Of course, to my critics I am not an "educated" reader. I did not use the right terminology, and therefore - to them - I lack understanding. Not using econometric terminology is no more an indicator of lack of understanding than not using twelve-tone terminology necessarily indicates lack of understanding of the twelve-tone system. But all too easily we mistake linguistic fluency for comprehension.
But worse, my failure to use the right language marked me as an "outsider". My principal critic was perfectly reasonable to the person who translated my post into econometric-speak, even though that person was really only repeating what I had said. Use of the right jargon is a tribal identity, a badge of "belonging": if you use our jargon you demonstrate that you are "one of us" - but if you don't use our jargon you aren't one of us, you are potentially an enemy and if you criticise one of us we will attack.

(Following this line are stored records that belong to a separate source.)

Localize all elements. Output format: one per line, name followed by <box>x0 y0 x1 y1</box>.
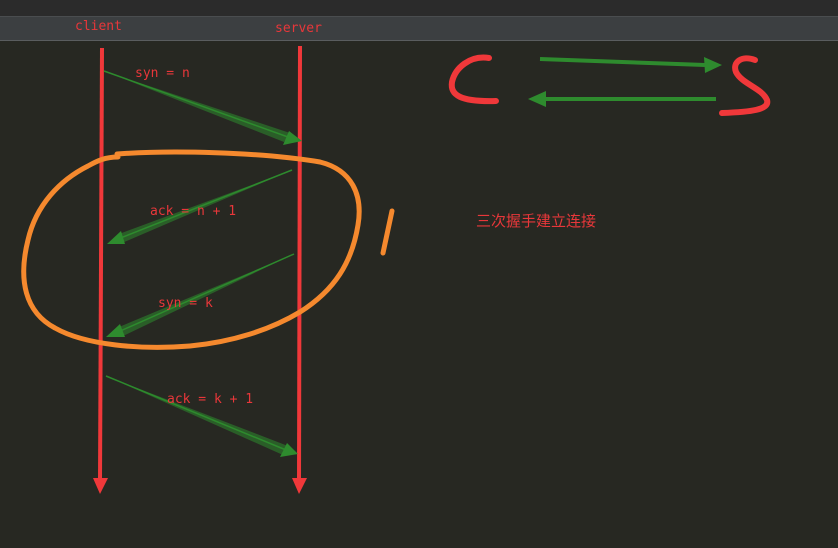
handshake-annotation: 三次握手建立连接 <box>476 212 597 230</box>
sketch-arrow-s-to-c <box>528 91 716 107</box>
sketch-arrow-c-to-s <box>539 57 722 73</box>
sketch-letter-s <box>719 55 771 116</box>
highlight-tick-mark <box>380 208 395 256</box>
message-arrow-ack-k-plus-1 <box>105 375 298 457</box>
message-label-syn-n: syn = n <box>135 66 190 81</box>
message-arrow-syn-n <box>103 70 302 145</box>
server-lifeline-arrowhead <box>292 478 307 494</box>
sketch-letter-c <box>448 54 499 105</box>
client-lifeline <box>93 47 108 494</box>
message-label-syn-k: syn = k <box>158 296 213 311</box>
sequence-diagram: syn = n ack = n + 1 syn = k ack = k + 1 <box>21 45 771 494</box>
message-label-ack-k-plus-1: ack = k + 1 <box>167 392 253 407</box>
server-lifeline <box>292 45 307 494</box>
client-lifeline-arrowhead <box>93 478 108 494</box>
highlight-ellipse <box>21 149 362 350</box>
message-label-ack-n-plus-1: ack = n + 1 <box>150 204 236 219</box>
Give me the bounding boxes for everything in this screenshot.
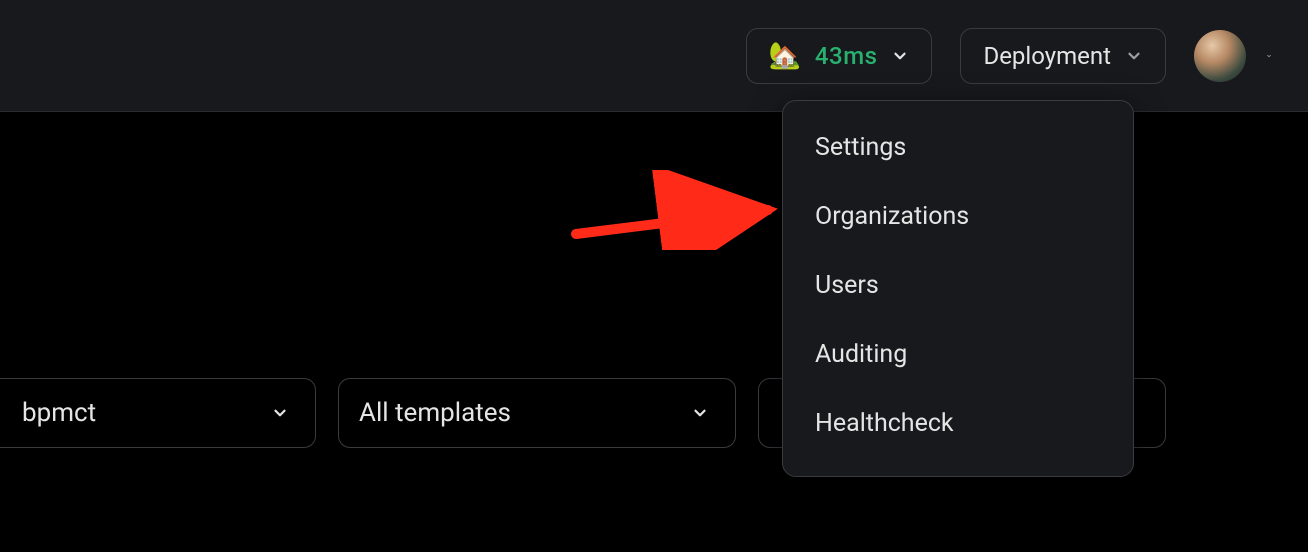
- latency-value: 43ms: [815, 42, 878, 70]
- annotation-arrow-icon: [568, 170, 788, 250]
- menu-item-settings[interactable]: Settings: [783, 113, 1133, 182]
- user-menu-button[interactable]: [1194, 30, 1278, 82]
- topbar: 🏡 43ms Deployment: [0, 0, 1308, 112]
- chevron-down-icon: [1260, 47, 1278, 65]
- chevron-down-icon: [891, 47, 909, 65]
- template-filter-label: All templates: [359, 398, 511, 428]
- menu-item-label: Settings: [815, 133, 906, 162]
- chevron-down-icon: [691, 404, 709, 422]
- menu-item-users[interactable]: Users: [783, 251, 1133, 320]
- menu-item-label: Users: [815, 271, 879, 300]
- proxy-latency-button[interactable]: 🏡 43ms: [746, 28, 933, 84]
- house-emoji-icon: 🏡: [769, 41, 801, 71]
- avatar: [1194, 30, 1246, 82]
- user-filter-label: bpmct: [22, 398, 96, 428]
- deployment-button[interactable]: Deployment: [960, 28, 1166, 84]
- chevron-down-icon: [1125, 47, 1143, 65]
- menu-item-label: Healthcheck: [815, 409, 954, 438]
- deployment-dropdown: Settings Organizations Users Auditing He…: [782, 100, 1134, 477]
- menu-item-label: Organizations: [815, 202, 969, 231]
- chevron-down-icon: [271, 404, 289, 422]
- user-filter[interactable]: bpmct: [0, 378, 316, 448]
- menu-item-organizations[interactable]: Organizations: [783, 182, 1133, 251]
- template-filter[interactable]: All templates: [338, 378, 736, 448]
- menu-item-label: Auditing: [815, 340, 907, 369]
- menu-item-auditing[interactable]: Auditing: [783, 320, 1133, 389]
- deployment-label: Deployment: [983, 42, 1111, 70]
- menu-item-healthcheck[interactable]: Healthcheck: [783, 389, 1133, 458]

Academics and econometricians are as guilty of tribal behaviour as anyone else, and my critics today demonstrated this in spades. I am neither an academic nor an econometrician, and I criticised one of their number. They went for the jugular.

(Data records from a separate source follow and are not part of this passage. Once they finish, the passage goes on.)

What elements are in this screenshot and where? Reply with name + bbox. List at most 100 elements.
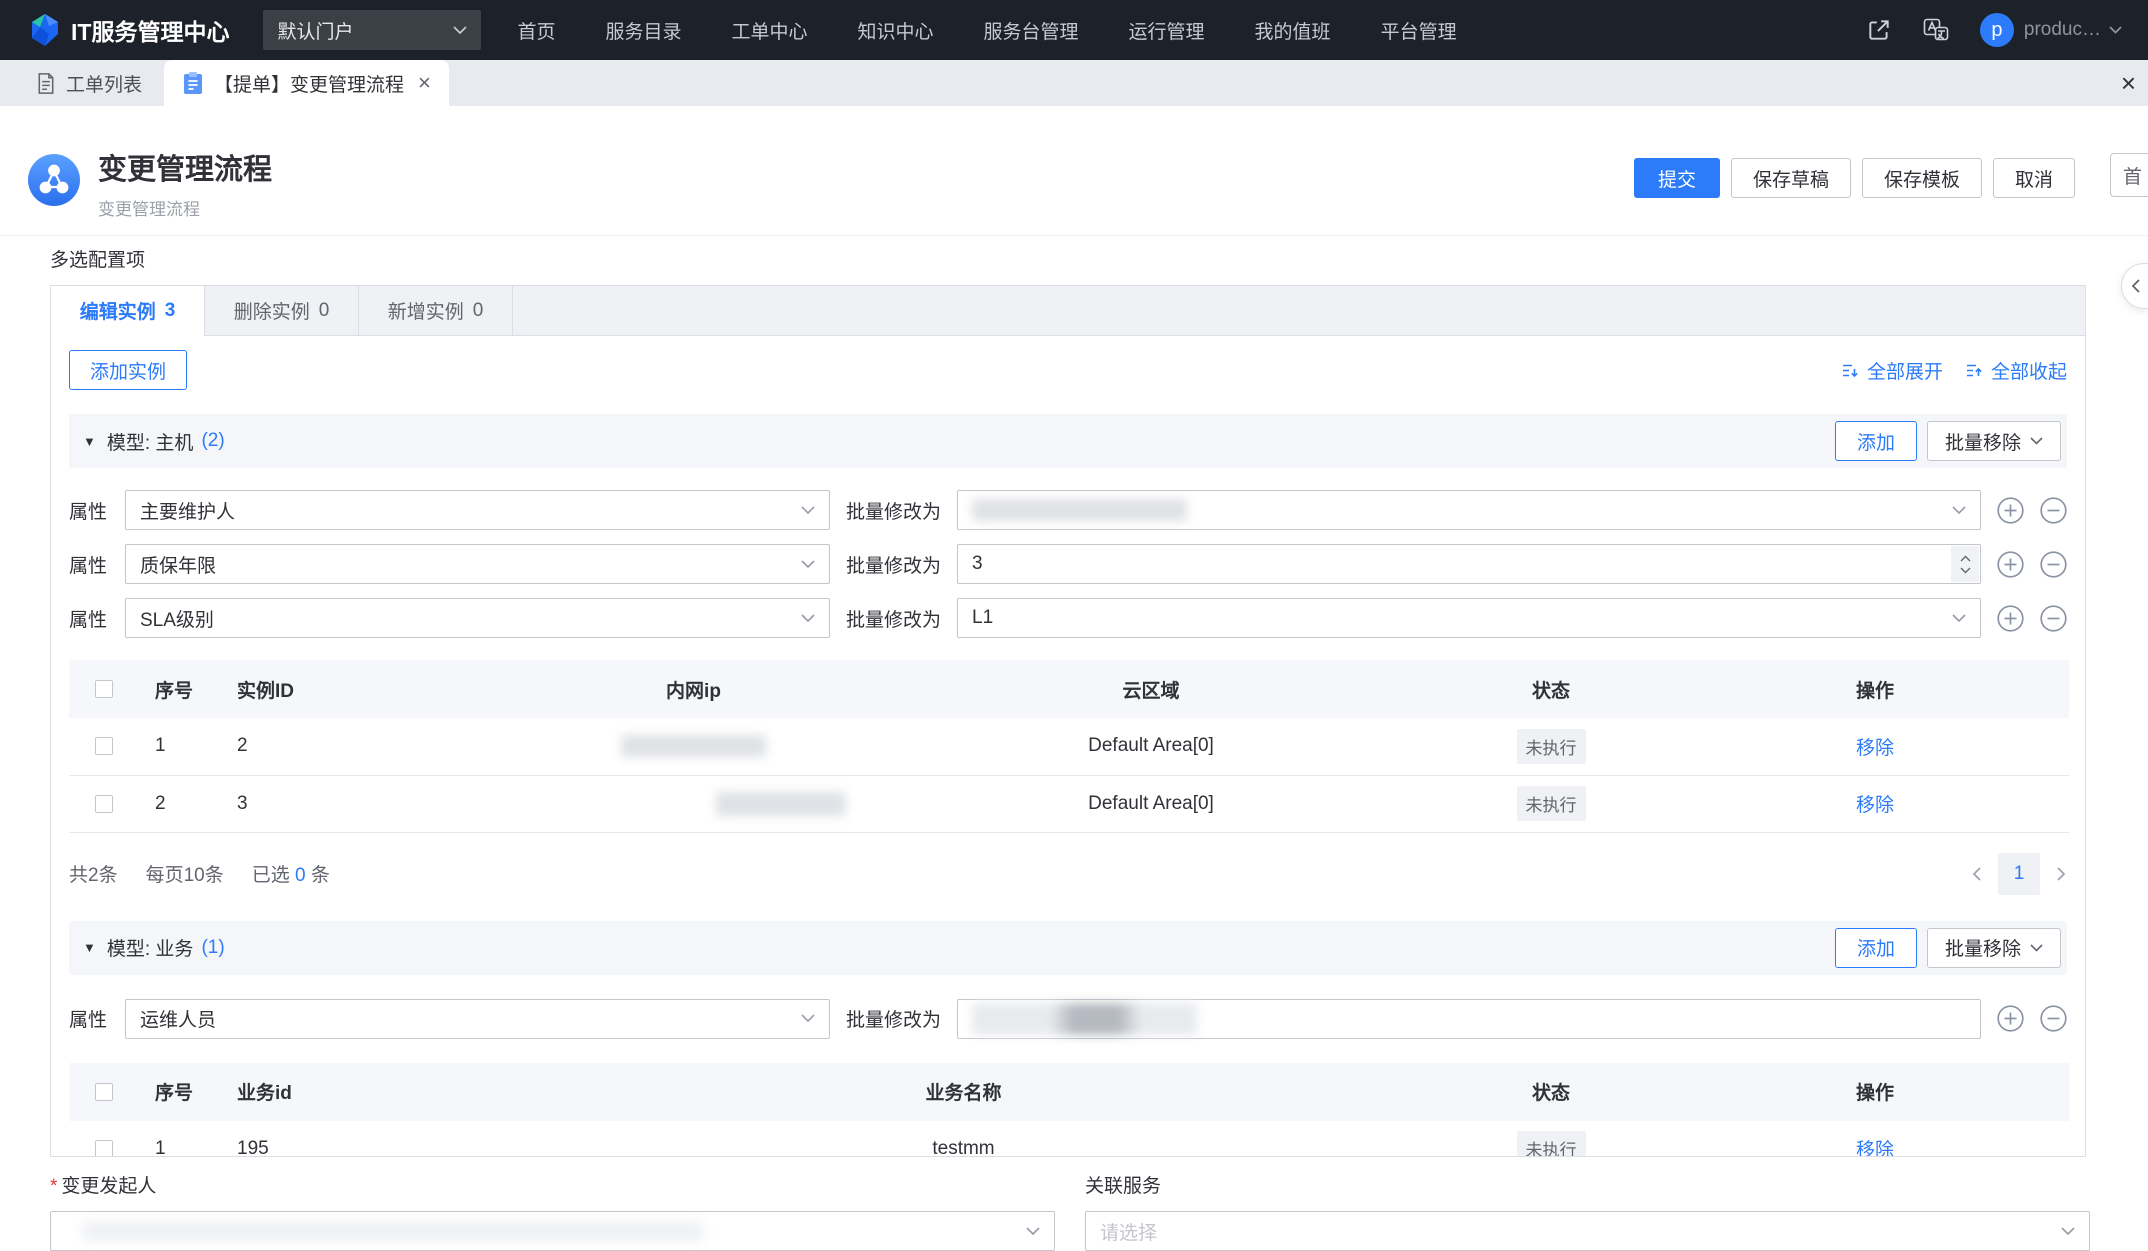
model-section-business-header[interactable]: ▼ 模型: 业务 (1) 添加 批量移除 bbox=[69, 921, 2067, 975]
number-stepper[interactable] bbox=[1951, 546, 1979, 582]
next-page-icon[interactable] bbox=[2056, 866, 2067, 882]
attr-name-select[interactable]: 主要维护人 bbox=[125, 490, 830, 530]
tab-add-instance-count: 0 bbox=[473, 300, 484, 322]
row-checkbox[interactable] bbox=[95, 795, 113, 813]
save-draft-button[interactable]: 保存草稿 bbox=[1731, 158, 1851, 198]
step-up-icon[interactable] bbox=[1960, 555, 1971, 562]
translate-icon[interactable] bbox=[1922, 17, 1950, 43]
tab-edit-instance-count: 3 bbox=[165, 300, 176, 322]
user-avatar[interactable]: p bbox=[1980, 13, 2014, 47]
page-content: 多选配置项 编辑实例 3 删除实例 0 新增实例 0 添加实例 bbox=[0, 236, 2148, 1251]
nav-item-operation-mgmt[interactable]: 运行管理 bbox=[1129, 17, 1205, 44]
attr-label: 属性 bbox=[69, 497, 109, 524]
select-all-checkbox[interactable] bbox=[95, 680, 113, 698]
attribute-row: 属性 SLA级别 批量修改为 L1 bbox=[69, 598, 2067, 638]
collapse-all-link[interactable]: 全部收起 bbox=[1965, 357, 2067, 384]
col-internal-ip: 内网ip bbox=[506, 660, 881, 718]
modify-label: 批量修改为 bbox=[846, 1005, 941, 1032]
related-service-select[interactable]: 请选择 bbox=[1085, 1211, 2090, 1251]
remove-attribute-icon[interactable] bbox=[2040, 605, 2067, 632]
multi-config-card: 编辑实例 3 删除实例 0 新增实例 0 添加实例 bbox=[50, 285, 2086, 1157]
attr-name-select[interactable]: 运维人员 bbox=[125, 999, 830, 1039]
remove-link[interactable]: 移除 bbox=[1856, 795, 1894, 816]
business-add-button[interactable]: 添加 bbox=[1835, 928, 1917, 968]
redacted-ip bbox=[621, 735, 766, 757]
attribute-row: 属性 质保年限 批量修改为 3 bbox=[69, 544, 2067, 584]
related-service-label: 关联服务 bbox=[1085, 1177, 2090, 1197]
model-section-host-header[interactable]: ▼ 模型: 主机 (2) 添加 批量移除 bbox=[69, 414, 2067, 468]
add-attribute-icon[interactable] bbox=[1997, 551, 2024, 578]
attr-name-select[interactable]: SLA级别 bbox=[125, 598, 830, 638]
attr-value-number-input[interactable]: 3 bbox=[957, 544, 1981, 584]
table-row: 1 2 Default Area[0] 未执行 移除 bbox=[69, 718, 2069, 775]
tab-edit-instance[interactable]: 编辑实例 3 bbox=[51, 286, 205, 335]
caret-down-icon[interactable]: ▼ bbox=[83, 434, 96, 449]
tab-change-process[interactable]: 【提单】变更管理流程 × bbox=[164, 60, 449, 106]
host-batch-remove-button[interactable]: 批量移除 bbox=[1927, 421, 2061, 461]
remove-link[interactable]: 移除 bbox=[1856, 1140, 1894, 1157]
add-attribute-icon[interactable] bbox=[1997, 497, 2024, 524]
per-page[interactable]: 每页10条 bbox=[146, 860, 224, 887]
row-checkbox[interactable] bbox=[95, 737, 113, 755]
row-checkbox[interactable] bbox=[95, 1140, 113, 1157]
host-add-button[interactable]: 添加 bbox=[1835, 421, 1917, 461]
attr-value-select[interactable] bbox=[957, 999, 1981, 1039]
select-all-checkbox[interactable] bbox=[95, 1083, 113, 1101]
remove-attribute-icon[interactable] bbox=[2040, 497, 2067, 524]
nav-item-service-catalog[interactable]: 服务目录 bbox=[605, 17, 681, 44]
field-related-service: 关联服务 请选择 bbox=[1085, 1177, 2090, 1251]
remove-attribute-icon[interactable] bbox=[2040, 551, 2067, 578]
attr-value-select[interactable]: L1 bbox=[957, 598, 1981, 638]
save-template-button[interactable]: 保存模板 bbox=[1862, 158, 1982, 198]
navbar-right: p produc… bbox=[1836, 13, 2122, 47]
chevron-down-icon bbox=[2061, 1227, 2075, 1236]
tab-close-icon[interactable]: × bbox=[418, 72, 431, 94]
caret-down-icon[interactable]: ▼ bbox=[83, 940, 96, 955]
redacted-value bbox=[83, 1222, 703, 1240]
step-down-icon[interactable] bbox=[1960, 567, 1971, 574]
field-change-initiator: 变更发起人 bbox=[50, 1177, 1055, 1251]
attr-name-select[interactable]: 质保年限 bbox=[125, 544, 830, 584]
tab-worklist[interactable]: 工单列表 bbox=[14, 60, 164, 106]
portal-select-value: 默认门户 bbox=[277, 17, 353, 44]
top-navbar: IT服务管理中心 默认门户 首页 服务目录 工单中心 知识中心 服务台管理 运行… bbox=[0, 0, 2148, 60]
cancel-button[interactable]: 取消 bbox=[1993, 158, 2075, 198]
attr-value: L1 bbox=[972, 607, 993, 629]
floating-partial-button[interactable]: 首 bbox=[2110, 153, 2148, 197]
attr-label: 属性 bbox=[69, 1005, 109, 1032]
add-instance-button[interactable]: 添加实例 bbox=[69, 350, 187, 390]
tab-add-instance[interactable]: 新增实例 0 bbox=[359, 286, 513, 335]
col-status: 状态 bbox=[1421, 1063, 1681, 1121]
nav-item-ticket-center[interactable]: 工单中心 bbox=[731, 17, 807, 44]
cell-cloud-area: Default Area[0] bbox=[881, 718, 1421, 775]
cell-instance-id: 3 bbox=[221, 775, 506, 832]
submit-button[interactable]: 提交 bbox=[1634, 158, 1720, 198]
external-link-icon[interactable] bbox=[1866, 17, 1892, 43]
page-number[interactable]: 1 bbox=[1998, 853, 2040, 895]
nav-item-platform-mgmt[interactable]: 平台管理 bbox=[1381, 17, 1457, 44]
nav-item-servicedesk-mgmt[interactable]: 服务台管理 bbox=[984, 17, 1079, 44]
app-title: IT服务管理中心 bbox=[71, 13, 229, 47]
tab-add-instance-label: 新增实例 bbox=[388, 297, 464, 324]
add-attribute-icon[interactable] bbox=[1997, 605, 2024, 632]
attr-value-select[interactable] bbox=[957, 490, 1981, 530]
business-table: 序号 业务id 业务名称 状态 操作 1 195 testmm 未执行 移除 bbox=[69, 1063, 2069, 1158]
business-batch-remove-button[interactable]: 批量移除 bbox=[1927, 928, 2061, 968]
nav-item-home[interactable]: 首页 bbox=[517, 17, 555, 44]
model-host-actions: 添加 批量移除 bbox=[1835, 421, 2061, 461]
change-initiator-select[interactable] bbox=[50, 1211, 1055, 1251]
portal-select[interactable]: 默认门户 bbox=[263, 10, 481, 50]
close-all-tabs-icon[interactable]: × bbox=[2121, 60, 2136, 106]
collapse-all-label: 全部收起 bbox=[1991, 357, 2067, 384]
nav-item-my-duty[interactable]: 我的值班 bbox=[1255, 17, 1331, 44]
remove-link[interactable]: 移除 bbox=[1856, 738, 1894, 759]
prev-page-icon[interactable] bbox=[1971, 866, 1982, 882]
nav-item-knowledge-center[interactable]: 知识中心 bbox=[858, 17, 934, 44]
add-attribute-icon[interactable] bbox=[1997, 1005, 2024, 1032]
remove-attribute-icon[interactable] bbox=[2040, 1005, 2067, 1032]
expand-all-link[interactable]: 全部展开 bbox=[1841, 357, 1943, 384]
user-menu-chevron-icon[interactable] bbox=[2109, 26, 2122, 34]
host-attribute-rows: 属性 主要维护人 批量修改为 bbox=[69, 490, 2067, 638]
selected-unit: 条 bbox=[311, 865, 330, 886]
tab-delete-instance[interactable]: 删除实例 0 bbox=[205, 286, 359, 335]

My criticism of Milas's work was severe, because it was in my view a very poor piece of work: bad statistical analysis by econometricians has led to some very bad policy decisions, with serious consequences for welfare. It may be that I went too far in my criticism, since I was not familiar with his other work. And I accept that the way I presented my criticism could be interpreted as an ad hominem attack, though it was not intended in that way. But the personal attacks on me in the comments were every bit as bad, and in some cases far worse, than my comments about Milas. This was no credit to anybody. Fighting fire with fire achieves nothing. However loyal people are to the person whose work I am criticising, and however much they may disagree with me, vindictive personal attacks are always unjustified.

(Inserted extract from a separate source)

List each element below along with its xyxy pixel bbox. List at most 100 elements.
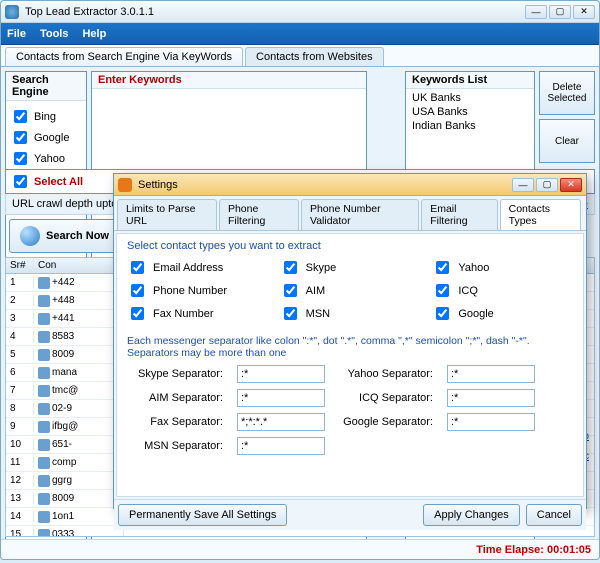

I made the mistake of admitting in the post that I am not confident about maths - a point that one critic explicitly used as a reason to criticise my mathematical competence. But it has dawned on me that this is ridiculous. I am no less competent in maths than I am in music. I have an MBA with a specialism in financial risk management, for heaven's sake. You don't get that without being a competent mathematician. So never, ever again will I suggest in a post that I am not confident about my mathematical ability. And never, ever again will I accept criticism of my mathematical competence from people with axes to grind.
What I will do, though, is think about how I "do" maths. In this post I have mentioned twelve-tone music, which is the most mathematical form of music. It has had an enduring fascination for composers as diverse as Schoenberg, Webern, Berio, Dallapiccola and even Benjamin Britten. Many composers, including Stravinsky, experimented with twelve-tone music but moved on beyond it, finding their own unique musical voices. And I have in the past written twelve-tone pieces myself, though I don't find it easy - it feels like a foreign language. I understand the system and the terminology, but it isn't how I "do" music. I too have had to find my own musical voice. So it is with maths. I think logically and mathematically, but standard mathematical terminology feels foreign to me. I need to find my own mathematical voice.
UPDATE. The Pieria post has now been taken down at my request, as dealing with a continual stream of adverse comments was becoming a major distraction from other work. This post will remain up though.